Suddenly, Americans live in a country where they have a constitutional right to carry a gun in public but have no right to control their own reproductive choices. Both outcomes flow, allegedly, from the Constitution. But the idea that there is some sort of mechanical linkage between certain of its provisions and the Supreme Court’s opinions is false. Both decisions, on guns and abortion, rest on contestable moral and political choices — and the court’s resolution of those choices in turn depends not just on the justices, but on the strategic choices of both the Republican and Democratic parties.
The GOP apparatus has skillfully stocked the court over the years with justices touting an “originalist” approach to the law. This has a patina of legality and constraint, but ultimately allows justices to track closely with Republican policy ends.
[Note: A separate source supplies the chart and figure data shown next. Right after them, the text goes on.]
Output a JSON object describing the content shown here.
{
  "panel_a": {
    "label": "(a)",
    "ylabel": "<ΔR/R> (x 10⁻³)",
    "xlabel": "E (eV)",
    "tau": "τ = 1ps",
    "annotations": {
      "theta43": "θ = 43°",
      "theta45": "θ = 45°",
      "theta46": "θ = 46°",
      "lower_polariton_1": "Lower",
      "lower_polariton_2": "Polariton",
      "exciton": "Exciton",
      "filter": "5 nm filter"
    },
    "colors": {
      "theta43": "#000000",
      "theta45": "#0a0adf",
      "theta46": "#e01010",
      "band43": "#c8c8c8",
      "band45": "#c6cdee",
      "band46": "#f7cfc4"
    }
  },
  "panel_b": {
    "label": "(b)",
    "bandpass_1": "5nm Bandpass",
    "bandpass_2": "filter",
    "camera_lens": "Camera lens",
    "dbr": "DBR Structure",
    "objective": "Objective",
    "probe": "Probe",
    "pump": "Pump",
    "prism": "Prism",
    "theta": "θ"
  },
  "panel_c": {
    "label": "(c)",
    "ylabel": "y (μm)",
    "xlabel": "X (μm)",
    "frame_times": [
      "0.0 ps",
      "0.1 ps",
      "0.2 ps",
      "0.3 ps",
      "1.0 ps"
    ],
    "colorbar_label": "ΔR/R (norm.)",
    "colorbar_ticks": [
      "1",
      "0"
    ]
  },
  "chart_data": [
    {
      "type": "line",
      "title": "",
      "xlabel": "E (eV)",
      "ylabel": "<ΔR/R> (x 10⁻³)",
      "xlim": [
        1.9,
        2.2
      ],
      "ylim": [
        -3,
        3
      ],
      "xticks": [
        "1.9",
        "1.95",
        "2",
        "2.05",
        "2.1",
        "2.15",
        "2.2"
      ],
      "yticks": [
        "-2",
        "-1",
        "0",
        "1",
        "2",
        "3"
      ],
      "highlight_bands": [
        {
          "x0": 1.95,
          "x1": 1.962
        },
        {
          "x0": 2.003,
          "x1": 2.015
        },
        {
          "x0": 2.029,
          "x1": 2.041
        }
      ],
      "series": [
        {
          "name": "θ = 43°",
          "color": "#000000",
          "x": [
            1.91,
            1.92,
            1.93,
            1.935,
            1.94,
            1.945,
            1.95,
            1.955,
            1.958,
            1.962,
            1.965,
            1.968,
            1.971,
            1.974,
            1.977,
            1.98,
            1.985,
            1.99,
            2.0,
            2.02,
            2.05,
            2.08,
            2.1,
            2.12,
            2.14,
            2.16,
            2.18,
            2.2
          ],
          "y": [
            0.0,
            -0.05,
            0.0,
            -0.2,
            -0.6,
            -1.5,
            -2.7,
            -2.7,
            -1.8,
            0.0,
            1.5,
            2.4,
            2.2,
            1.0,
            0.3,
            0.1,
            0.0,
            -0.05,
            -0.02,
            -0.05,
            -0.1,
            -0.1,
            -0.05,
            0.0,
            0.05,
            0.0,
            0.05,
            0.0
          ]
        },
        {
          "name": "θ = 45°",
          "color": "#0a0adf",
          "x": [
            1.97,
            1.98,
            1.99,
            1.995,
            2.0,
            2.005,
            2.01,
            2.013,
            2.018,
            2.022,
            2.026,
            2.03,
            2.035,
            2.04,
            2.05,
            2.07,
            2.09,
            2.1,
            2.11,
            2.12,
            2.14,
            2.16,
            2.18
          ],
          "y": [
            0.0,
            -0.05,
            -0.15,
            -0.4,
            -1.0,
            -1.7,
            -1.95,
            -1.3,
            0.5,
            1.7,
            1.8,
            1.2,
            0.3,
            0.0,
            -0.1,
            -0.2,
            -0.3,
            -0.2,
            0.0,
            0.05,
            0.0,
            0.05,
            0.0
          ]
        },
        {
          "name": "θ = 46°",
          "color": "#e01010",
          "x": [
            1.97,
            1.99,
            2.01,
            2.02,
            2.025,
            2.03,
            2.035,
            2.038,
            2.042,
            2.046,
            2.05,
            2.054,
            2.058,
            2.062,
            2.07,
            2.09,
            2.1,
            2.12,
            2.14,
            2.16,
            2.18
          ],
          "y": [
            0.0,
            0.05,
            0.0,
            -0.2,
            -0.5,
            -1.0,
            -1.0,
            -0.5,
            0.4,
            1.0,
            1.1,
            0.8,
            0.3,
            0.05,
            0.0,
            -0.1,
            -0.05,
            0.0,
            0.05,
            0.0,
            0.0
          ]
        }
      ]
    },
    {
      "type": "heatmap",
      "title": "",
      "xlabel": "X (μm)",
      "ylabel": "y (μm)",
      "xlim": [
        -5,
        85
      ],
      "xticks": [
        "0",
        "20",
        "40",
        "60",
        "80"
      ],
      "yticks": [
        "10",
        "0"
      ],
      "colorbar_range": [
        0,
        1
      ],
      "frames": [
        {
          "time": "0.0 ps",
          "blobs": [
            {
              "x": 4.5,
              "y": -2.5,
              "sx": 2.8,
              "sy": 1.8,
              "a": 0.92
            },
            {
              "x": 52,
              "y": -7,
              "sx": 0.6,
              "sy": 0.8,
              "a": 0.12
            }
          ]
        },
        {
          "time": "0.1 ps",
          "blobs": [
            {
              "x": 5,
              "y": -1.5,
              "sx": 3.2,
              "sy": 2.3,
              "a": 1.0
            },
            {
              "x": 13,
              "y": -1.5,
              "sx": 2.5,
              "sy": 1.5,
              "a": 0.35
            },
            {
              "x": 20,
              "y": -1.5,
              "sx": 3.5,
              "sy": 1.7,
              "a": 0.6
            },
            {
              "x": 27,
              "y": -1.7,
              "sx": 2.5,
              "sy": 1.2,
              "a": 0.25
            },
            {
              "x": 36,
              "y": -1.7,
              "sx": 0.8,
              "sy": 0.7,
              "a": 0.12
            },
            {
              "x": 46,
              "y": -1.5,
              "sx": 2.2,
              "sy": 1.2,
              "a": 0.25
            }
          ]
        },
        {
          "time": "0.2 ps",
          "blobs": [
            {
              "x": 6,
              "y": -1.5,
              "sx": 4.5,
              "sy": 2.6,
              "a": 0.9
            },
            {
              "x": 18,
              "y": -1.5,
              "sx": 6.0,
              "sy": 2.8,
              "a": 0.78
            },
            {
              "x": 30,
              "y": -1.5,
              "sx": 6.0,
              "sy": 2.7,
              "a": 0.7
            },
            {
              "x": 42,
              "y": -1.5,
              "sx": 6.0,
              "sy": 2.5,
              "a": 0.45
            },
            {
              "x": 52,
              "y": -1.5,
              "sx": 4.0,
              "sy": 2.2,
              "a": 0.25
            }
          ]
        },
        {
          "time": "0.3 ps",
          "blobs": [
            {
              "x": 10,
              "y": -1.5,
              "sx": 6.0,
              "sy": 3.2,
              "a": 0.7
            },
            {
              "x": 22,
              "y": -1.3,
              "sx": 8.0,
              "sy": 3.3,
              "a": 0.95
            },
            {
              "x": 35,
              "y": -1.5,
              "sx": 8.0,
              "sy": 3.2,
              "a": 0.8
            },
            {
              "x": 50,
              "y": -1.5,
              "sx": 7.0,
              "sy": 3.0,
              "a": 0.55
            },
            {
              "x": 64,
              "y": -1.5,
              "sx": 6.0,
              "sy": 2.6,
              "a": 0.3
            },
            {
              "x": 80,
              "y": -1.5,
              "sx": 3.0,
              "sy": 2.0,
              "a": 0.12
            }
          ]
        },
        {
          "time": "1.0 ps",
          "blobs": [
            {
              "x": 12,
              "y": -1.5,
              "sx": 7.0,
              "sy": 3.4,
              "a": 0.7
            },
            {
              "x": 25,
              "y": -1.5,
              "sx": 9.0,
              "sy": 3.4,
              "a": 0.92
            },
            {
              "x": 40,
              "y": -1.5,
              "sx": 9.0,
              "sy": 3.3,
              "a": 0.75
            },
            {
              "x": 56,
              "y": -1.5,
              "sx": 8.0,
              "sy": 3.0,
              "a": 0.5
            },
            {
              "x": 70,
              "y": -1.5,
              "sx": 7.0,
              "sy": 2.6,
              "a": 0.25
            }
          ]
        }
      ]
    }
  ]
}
Meanwhile, the Democrats who now control the White House and Congress offered no countervailing pressure on the court, allowing its conservative majority to act without fear of consequences.
The opinions in Bruen and Dobbs alike interpret a provision in the Fourteenth Amendment that was enacted to resist the so-called Black Codes, which were promulgated across the South to squelch the freedoms of Black people after the Civil War. The drafters and ratifiers of the Fourteenth Amendment were primarily concerned with chattel slavery and its legacies. A consistent application of the court’s “originalist” method therefore would potentially find neither a right to a firearm nor a right to abortion in its folds. Neither is mentioned, after all; and neither is obviously pertinent. How did the court come to find a right to public carry, but not a right to abortion?